La decisión del PS de restarse a estas comisiones es jugada y tiene su racionalidad política. ¿Por qué habría de concederle al gobierno la ventaja de discutir temas país en una pista, en un contexto, que no controla, como sí la controla en el Parlamento? ¿Por qué el Presidente eligió los interlocutores que quería tener de los partidos y no dejó que fueran sus orgánicas las que designaran los representantes? Si lo hubiera hecho así, ¿no sería acaso todavía más palmaria la duplicación de los escenarios de conversación?
El gran equívoco envuelto en todo esto es suponer que el Parlamento es el único crisol donde se expresa y recoge la diversidad del país. Y es asumir que entre el gobierno y los partidos, entre La Moneda y el Legislativo, entre el aparato del Estado y la base social, no hay más que un descampado de gente desorientada cuyas percepciones y opiniones cuentan poco y pesan todavía menos.
Es otra expresión más del consabido ninguneo de la política a la sociedad civil. En Chile no hay partido que tenga un prontuario enteramente limpio a este respecto y ninguno está en condiciones de lanzar la primera piedra. En mayor o menor medida, todos han subestimado a la sociedad civil en algún momento. Lo hizo la derecha en el gobierno pasado, cuando no le tomó oportunamente el peso a lo significaba la gratuidad de la educación superior para los sectores más vulnerables y cuando simplemente tuvo que terminar abrazando la causa porque de lo contrario iba a cargar con una impopularidad que terminaría por hundir la candidatura de Piñera. A disgusto, mordiéndose la lengua y refunfuñando, se subió entonces al carro de la gratuidad, pero ya era tarde. El trofeo era para Bachelet, no para la oposición de entonces.
Con los asuntos de infancia y seguridad podría ocurrirle algo parecido a la oposición actual. Hay temas donde el juego político no es gratis. El diagnóstico del gobierno es que en estos temas existe la masa crítica suficiente para apurar las respuestas que el Estado chileno tiene que dar. Lo mismo ocurriría con su agenda de salud, de desarrollo económico y de solución a las actuales tensiones en La Araucanía. Puede que muchos políticos sientan que por aquí no pasa el bien común y estas son meras trampas instrumentales. Pero si lo creen así, en algún momento tendrán que explicárselo a la ciudadanía.
Es bastante más sano y exigente para el sistema democrático y para la propia ciudadanía que los poderes estén repartidos.
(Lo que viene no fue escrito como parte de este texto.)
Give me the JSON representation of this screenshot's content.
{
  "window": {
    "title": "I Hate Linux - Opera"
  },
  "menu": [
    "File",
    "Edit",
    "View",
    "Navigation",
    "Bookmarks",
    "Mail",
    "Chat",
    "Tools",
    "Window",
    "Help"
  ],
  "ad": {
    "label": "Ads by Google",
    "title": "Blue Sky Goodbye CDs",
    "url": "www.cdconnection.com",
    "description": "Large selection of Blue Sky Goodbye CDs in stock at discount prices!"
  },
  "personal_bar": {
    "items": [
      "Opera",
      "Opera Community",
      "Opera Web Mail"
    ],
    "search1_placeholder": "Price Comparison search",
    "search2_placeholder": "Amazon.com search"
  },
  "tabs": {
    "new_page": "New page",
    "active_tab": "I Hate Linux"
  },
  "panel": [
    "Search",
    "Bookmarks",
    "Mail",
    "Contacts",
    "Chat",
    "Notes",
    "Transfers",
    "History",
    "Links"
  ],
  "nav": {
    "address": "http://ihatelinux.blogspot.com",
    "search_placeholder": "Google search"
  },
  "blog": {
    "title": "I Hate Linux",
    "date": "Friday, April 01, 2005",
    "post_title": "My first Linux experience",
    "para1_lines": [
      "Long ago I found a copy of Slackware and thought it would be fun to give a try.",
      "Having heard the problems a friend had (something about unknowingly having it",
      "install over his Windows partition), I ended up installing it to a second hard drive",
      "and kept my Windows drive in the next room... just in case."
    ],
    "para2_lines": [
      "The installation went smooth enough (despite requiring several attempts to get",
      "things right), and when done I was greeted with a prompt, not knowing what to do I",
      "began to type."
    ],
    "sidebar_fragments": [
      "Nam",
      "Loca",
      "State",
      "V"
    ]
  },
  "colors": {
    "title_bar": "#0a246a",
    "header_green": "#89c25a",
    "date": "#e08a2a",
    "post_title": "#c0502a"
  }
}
Ni el Ejecutivo puede hacer lo que quiera ni la oposición puede actuar con total impunidad. Gran parte de los problemas que tuvo el gobierno de Bachelet estuvieron asociados a la retroexcavadora y a la docilidad con que el Congreso se dejó arrastrar por la aventura de reformas mal hechas. Ahora, mal que mal, el cuadro está más equilibrado. Entre un gobierno que necesita afirmarse y una oposición que preferiría que el Ejecutivo fracasara, hay una sociedad civil expectante y atenta que, independientemente de lo que quiera el Presidente o busque la oposición, sabe que hay temas que no pueden seguir esperando.